The news comes as banks look set to face the most sweeping reforms in more than a generation as the House of Lords gathered for urgent discussions on the Banking Reform Bill last night.
The Bill is set to create a “ring fence” around retail banks to protect them from risky investment banking. But Tony Greenham, the head of finance and business at the New Economics Foundation, said today’s report suggests the reforms will not go far enough.
“Each year big banks save billions of pounds because financial markets believe they are too big to fail,” Mr Greenham said. “The size of these subsidies remains staggering, and suggests reforms have not gone far enough to tackle the problems in British banking. UK taxpayers are still on the hook for the big banks.”
The main problem is that the big four banks can access funding at significantly lower interest rates than other firms and their competitors, claims the report.
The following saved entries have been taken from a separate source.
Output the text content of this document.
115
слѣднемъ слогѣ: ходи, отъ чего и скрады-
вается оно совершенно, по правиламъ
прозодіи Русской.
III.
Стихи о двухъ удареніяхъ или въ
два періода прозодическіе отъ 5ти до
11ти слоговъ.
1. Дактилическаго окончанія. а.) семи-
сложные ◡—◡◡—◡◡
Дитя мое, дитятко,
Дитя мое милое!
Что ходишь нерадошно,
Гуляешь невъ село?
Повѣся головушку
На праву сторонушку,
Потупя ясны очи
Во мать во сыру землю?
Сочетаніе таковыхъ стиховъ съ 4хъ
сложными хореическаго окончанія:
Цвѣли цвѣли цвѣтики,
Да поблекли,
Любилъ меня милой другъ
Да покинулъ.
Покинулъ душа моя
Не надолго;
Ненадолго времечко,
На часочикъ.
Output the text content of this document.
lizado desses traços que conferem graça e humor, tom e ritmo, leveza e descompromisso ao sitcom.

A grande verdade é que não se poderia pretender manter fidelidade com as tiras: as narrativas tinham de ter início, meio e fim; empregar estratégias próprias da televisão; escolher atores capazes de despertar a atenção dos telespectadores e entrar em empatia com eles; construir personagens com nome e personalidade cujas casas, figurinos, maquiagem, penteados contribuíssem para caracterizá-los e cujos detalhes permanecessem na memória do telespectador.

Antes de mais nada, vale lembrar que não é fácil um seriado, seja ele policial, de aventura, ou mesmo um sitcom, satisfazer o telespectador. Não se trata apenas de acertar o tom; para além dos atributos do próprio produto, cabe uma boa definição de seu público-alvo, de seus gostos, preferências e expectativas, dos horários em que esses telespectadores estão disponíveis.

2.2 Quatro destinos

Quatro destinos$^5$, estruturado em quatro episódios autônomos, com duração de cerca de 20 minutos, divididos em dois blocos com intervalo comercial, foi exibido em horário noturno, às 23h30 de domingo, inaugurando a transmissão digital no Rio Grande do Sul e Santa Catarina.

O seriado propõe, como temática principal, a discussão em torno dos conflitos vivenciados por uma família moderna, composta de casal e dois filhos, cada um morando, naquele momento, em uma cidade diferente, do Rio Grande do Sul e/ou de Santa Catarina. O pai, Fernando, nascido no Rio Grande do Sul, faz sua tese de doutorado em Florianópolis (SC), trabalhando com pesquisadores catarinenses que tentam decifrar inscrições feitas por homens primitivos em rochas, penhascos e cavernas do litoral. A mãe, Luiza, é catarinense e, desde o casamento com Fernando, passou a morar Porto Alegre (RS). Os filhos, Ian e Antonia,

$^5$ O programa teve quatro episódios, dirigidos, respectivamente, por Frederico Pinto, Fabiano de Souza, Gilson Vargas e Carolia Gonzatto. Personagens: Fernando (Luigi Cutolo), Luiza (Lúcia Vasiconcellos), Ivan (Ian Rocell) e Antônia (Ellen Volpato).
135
The lower rates are an implicit government subsidy, NEF claims, as credit ratings agencies perceive taxpayers will bail out big banks in the event they run into difficulty.
Without the subsidised borrowing rates of the Big Four, smaller banks and new competitors effectively have little chance of breaking the virtual monopoly which government support gives Barclays, RBS, HSBC and Lloyds. “This creates a clear barrier to entry for new competitors and discriminates against smaller banks,” the report says.
Barclays has gained the biggest advantage from the so-called Too-Big-to-Fail subsidy in the past year, benefiting by £11.7bn, a rise of 17.6 per cent over the previous year.
RBS was close behind, gaining £11.5bn, while Lloyds Banking Group’s share was £9.7bn. HSBC only gained £4.7bn through the effective subsidy.
The research looked at other sectors of the economy and found no sign of similar subsidies meaning the Too-Big-to-Fail subsidy is unique to large banks.
“UK retail banking remains a curious kind of public-private partnership, but a highly unequal one – the public take the losses while private interests take the profits,” said Mr Greenham.
“Despite huge government subsidies, big banks still aren’t supporting the interests of the real economy. Even government attempts to bribe the banks into lending seem to have had little effect.”